MOSCOW (Reuters) - Libya is among the main backers of Russian aluminium giant UC RUSAL’s $2.2 billion stock float in Hong Kong , sources close to the listing said on Tuesday, as Tripoli looks further afield to invest its oil wealth.
Libya’s $65 billion sovereign wealth fund has bought a stake of around 1 percent in UC RUSAL, the sources said.
The two sides had agreed to explore construction of an energy and aluminium complex in Libya before the financial crisis hit in late 2008.
While Libya’s support for an IPO that was also heavily backed by the Russian state hints at growing ties between the two countries, the sources said the investment was in keeping with Libya’s recent advances abroad into European markets.
“It’s a big IPO with a big quasi-political component,” one source close to the offering said, on condition of anonymity.
UC RUSAL shares are due to start trading on Wednesday after the world’s largest aluminium producer secured enough support for a listing crucial to its repayment of debts approaching $15 billion.
The IPO was backed by Russian state bank VEB, which is buying a stake of over 3 percent, and cornerstone investors that include Nathaniel Rothschild’s company, U.S. hedge fund Paulson & Co and Malaysian-Chinese businessman Robert Kuok Hock Nien.
One source close to the offering said the Libyan Investment Authority invested $200 million in the UC RUSAL IPO, which would give it a stake of almost 1 percent. Business daily Vedomosti said the amount was $300 million, giving it a 1.4 percent share.
Libya’s sovereign wealth fund, set up in 2006 to manage the country’s surplus oil revenues, is Africa’s biggest such fund and to date has invested mostly in European countries.
Its investments include stakes in Austrian firm Wienerberger, the world’s largest brick maker, and Italian bank UniCredit.
Libyan leader Muammar Gaddafi visited Moscow in October 2008 for the first time in 23 years, pitching his tent inside the Kremlin walls. Civilian nuclear projects were among the subjects discussed, officials said at the time.
Russian media reported three months later that the opening of a naval base in the Libyan port of Benghazi was also among the subjects discussed during Gaddafi’s visit to Moscow.
Major General Abu-Bakr Yunis Jabr, Libya’s defence minister, was flying into Moscow on Tuesday, officials in Libya’s Moscow embassy said, without giving details. Russian media said a $2 billion defence contract could be signed.
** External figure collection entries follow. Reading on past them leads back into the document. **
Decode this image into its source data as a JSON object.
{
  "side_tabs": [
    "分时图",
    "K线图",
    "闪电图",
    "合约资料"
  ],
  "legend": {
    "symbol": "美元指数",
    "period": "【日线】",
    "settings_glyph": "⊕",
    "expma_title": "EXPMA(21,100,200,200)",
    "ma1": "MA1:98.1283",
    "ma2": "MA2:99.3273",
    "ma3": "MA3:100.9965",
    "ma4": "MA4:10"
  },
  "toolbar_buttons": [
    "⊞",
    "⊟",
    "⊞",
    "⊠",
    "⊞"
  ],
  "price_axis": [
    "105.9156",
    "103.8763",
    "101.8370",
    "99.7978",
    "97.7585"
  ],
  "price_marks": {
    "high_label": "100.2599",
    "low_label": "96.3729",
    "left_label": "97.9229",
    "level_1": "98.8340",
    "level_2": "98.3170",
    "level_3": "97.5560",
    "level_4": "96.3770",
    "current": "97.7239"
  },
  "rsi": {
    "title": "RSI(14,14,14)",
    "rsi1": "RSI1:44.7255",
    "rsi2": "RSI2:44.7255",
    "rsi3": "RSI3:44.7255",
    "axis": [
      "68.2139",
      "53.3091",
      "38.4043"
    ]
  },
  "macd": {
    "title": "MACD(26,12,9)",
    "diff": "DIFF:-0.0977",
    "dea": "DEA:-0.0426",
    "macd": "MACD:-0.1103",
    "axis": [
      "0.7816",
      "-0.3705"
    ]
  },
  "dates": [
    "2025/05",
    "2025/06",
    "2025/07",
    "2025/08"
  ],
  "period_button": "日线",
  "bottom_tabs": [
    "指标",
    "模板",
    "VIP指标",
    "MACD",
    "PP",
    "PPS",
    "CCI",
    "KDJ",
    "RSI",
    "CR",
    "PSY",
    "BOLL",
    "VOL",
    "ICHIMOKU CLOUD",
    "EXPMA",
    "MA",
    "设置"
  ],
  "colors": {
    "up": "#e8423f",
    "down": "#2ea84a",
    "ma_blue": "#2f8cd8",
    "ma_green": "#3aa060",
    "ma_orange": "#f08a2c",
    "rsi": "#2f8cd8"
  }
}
Analysts said, however, that this was not linked to RUSAL.
“There are no sanctions against Libya, so Russia would not have to resort to any complex schemes in order to sell arms,” said Moscow-based defence sector analyst Alexander Golts.
UC RUSAL and the Libyan Investment Authority have long been in contact. British daily The Times reported in September 2009 that RUSAL held talks on the possibility of selling a 10 percent stake, though ultimately no deal was done.
UC RUSAL also signed a memorandum of understanding in September 2008 to create a joint venture to build an “energy and metals complex” in the North African country.
UC RUSAL would have a 60 percent interest and the Libyan partner 40 percent in a venture to construct an aluminium smelter with annual capacity of 600,000 tonnes, the Russian company said in a statement issued at the time.
No progress on the project has since been reported. UC RUSAL declined to comment on the matter.
“RUSAL is putting every cent it can into Siberia and Guinea,” said the first source. “Libya does have cheap power, but it’s got no alumina. It’s not an obvious place for RUSAL.”